Так что же произошло между мной и Марго?
Если бы она была здесь, я знаю, что бы она сказала и по-своему была бы права: вместо того чтобы любить меня, ты залез в бутылку, и я решила — к черту! ни за что не полезу туда за тобой. Ты сделал свой выбор.
Но здесь она права лишь отчасти. Простая и поразительная истина заключается в том, что, закончив реставрацию Бель-Айла, она в каком-то смысле со мной покончила. Бель-Айл стал ее сутью, и когда она привела в порядок дом, привела в порядок себя и покончила со мной, она тем самым изжила нас. Когда, изучив все старые схемы и планы, проконсультировавшись с историками и выписав из Каррары резчиков по мрамору, она завершила все мыслимое и немыслимое, то поставила в наших отношениях точку, и тогда ее стало заботить только одно — чтобы все продолжало сохраняться в должном виде. Зачем? — как-то спросил я. Почему все должно выглядеть так, как раньше? Меня она тоже переделала. Не то чтобы реставрировала — она создала меня заново в соответствии со своими техасскими представлениями о том, как должен выглядеть плантатор без плантации и аристократ из предместья. Как я понял, ей требовалось нечто среднее между Эшли Уилксом (анемичным и поэтичным аристократом, который, конечно же, сам был творением женщины) и Лесли Говардом(еще одним анемичным и поэтичным аристократом), да плюс немного от Джеффа Дэвиса, вернувшегося с войны и ставшего жертвой еще одной волевой женщины в Бовуаре, которая заперла его в голубятне, так похожей на мою, плюс Грегори Пек, благородный юрист-южанин, и чуточку Кларк Гейбл в роли Ретта.[78] Она даже одежду сама мне покупала. Ей нравилось, когда я носил нанковые костюмы.

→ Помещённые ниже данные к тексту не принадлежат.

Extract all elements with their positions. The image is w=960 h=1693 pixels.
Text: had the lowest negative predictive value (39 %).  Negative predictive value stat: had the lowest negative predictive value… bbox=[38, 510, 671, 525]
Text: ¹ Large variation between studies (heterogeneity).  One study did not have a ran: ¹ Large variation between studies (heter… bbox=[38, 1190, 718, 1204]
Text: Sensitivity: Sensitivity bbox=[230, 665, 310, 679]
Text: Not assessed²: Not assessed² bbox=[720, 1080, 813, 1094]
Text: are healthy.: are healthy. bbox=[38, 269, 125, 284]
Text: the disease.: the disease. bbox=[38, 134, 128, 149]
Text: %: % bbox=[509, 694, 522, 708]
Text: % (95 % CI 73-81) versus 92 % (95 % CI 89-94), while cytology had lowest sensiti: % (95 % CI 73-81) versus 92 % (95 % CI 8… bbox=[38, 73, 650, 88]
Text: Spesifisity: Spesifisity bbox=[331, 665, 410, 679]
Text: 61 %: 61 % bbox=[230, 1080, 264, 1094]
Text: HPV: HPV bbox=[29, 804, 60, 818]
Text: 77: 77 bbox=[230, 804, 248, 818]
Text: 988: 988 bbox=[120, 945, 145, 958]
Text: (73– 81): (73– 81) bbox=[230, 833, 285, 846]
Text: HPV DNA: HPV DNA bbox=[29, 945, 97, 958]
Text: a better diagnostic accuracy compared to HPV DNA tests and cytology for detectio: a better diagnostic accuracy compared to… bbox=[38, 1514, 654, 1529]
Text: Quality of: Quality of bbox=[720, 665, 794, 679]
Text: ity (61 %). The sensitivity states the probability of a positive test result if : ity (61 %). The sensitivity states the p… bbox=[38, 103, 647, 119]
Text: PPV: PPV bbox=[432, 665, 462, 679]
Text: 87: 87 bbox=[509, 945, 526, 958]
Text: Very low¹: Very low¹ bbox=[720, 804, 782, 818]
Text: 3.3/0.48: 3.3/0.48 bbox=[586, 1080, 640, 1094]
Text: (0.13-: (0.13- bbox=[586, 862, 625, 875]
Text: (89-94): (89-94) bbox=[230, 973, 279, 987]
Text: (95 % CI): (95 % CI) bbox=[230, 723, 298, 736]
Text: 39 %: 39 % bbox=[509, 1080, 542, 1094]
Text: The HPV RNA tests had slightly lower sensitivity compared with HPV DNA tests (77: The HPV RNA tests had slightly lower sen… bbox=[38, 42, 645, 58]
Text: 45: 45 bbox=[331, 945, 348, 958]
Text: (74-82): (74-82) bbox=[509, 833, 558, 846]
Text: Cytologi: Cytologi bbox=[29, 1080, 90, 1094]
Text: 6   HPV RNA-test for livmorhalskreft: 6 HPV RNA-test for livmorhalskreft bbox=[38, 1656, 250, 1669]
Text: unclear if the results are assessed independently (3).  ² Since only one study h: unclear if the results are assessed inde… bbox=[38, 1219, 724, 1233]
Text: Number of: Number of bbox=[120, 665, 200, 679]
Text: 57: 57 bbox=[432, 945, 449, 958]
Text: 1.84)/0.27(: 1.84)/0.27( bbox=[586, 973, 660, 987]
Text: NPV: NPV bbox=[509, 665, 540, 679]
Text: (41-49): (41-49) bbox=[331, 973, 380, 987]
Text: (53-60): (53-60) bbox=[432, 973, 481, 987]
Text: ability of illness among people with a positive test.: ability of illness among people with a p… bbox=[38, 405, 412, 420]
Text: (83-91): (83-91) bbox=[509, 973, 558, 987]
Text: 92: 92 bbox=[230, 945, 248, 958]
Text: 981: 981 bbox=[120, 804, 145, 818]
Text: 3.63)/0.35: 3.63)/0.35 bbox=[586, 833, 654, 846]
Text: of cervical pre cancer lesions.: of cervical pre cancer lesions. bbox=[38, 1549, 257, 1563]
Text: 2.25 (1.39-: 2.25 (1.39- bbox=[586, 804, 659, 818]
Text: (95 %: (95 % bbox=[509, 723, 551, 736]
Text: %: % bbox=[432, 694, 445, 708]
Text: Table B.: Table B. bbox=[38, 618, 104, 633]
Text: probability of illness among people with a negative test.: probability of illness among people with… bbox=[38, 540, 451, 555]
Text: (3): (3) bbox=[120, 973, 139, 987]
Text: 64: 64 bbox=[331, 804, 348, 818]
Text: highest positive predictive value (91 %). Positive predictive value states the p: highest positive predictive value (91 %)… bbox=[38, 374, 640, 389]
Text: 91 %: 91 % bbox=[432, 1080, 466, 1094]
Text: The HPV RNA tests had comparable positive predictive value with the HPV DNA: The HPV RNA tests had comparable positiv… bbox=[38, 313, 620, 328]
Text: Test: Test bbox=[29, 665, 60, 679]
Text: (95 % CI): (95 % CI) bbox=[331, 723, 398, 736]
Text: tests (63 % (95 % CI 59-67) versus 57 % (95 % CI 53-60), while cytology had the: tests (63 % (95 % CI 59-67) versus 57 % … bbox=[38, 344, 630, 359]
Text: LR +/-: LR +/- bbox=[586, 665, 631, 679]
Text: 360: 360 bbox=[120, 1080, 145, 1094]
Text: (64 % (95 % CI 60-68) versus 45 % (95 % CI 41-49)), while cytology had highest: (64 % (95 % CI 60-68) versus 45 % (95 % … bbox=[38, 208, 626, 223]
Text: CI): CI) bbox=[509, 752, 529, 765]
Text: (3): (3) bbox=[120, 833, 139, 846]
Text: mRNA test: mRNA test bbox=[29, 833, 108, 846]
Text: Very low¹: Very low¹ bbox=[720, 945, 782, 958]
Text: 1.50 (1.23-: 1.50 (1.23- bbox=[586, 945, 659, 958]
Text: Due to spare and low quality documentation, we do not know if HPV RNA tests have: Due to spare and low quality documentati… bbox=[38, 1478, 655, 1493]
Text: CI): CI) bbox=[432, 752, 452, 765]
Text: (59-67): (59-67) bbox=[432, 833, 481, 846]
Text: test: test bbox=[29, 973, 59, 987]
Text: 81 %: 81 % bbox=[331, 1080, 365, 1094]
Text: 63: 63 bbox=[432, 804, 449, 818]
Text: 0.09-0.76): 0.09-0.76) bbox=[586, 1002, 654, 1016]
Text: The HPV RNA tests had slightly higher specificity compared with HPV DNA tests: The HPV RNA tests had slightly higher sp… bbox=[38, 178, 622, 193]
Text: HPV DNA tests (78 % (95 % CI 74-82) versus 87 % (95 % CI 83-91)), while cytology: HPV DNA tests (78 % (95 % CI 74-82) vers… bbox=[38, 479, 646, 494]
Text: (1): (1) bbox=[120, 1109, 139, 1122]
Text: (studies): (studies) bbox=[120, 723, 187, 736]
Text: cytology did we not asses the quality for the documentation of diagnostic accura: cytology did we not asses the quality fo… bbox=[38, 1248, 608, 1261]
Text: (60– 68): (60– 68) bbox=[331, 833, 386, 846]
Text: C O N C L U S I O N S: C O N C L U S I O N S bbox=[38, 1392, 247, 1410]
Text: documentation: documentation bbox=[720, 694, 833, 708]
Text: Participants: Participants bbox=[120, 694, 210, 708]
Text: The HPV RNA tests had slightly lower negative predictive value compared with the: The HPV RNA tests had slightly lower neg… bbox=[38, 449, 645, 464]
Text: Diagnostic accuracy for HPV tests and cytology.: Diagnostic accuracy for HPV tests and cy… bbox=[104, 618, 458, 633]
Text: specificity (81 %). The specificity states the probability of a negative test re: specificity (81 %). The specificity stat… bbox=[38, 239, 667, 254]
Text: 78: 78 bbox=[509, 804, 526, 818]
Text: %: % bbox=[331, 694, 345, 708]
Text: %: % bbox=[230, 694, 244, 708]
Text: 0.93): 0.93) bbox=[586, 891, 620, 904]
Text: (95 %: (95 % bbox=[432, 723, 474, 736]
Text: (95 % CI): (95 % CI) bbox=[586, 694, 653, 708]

Я, в общем-то, не возражал, меня забавляла ее странная техасская убежденность в том, что все «аристократы» на одно лицо. Конечно же, не на одно, да мы и не аристократы, но поскольку я никогда не ощущал в себе какого-то единства, собственного своего лица, то одевался в соответствии с отведенной ролью. Я даже поймал себя на том, что исправно ее исполняю и в одиночестве: расхаживаю туда и обратно, время от времени останавливаясь у плантаторского стола, чтобы записать какое-нибудь юридическое соображение в записную книжку в переплете из флорентийской кожи, или у кипарисового буфета, превращенного в бар, чтобы налить из хрустального графина виски в серебряный стаканчик, как это делают южные аристократы в кино.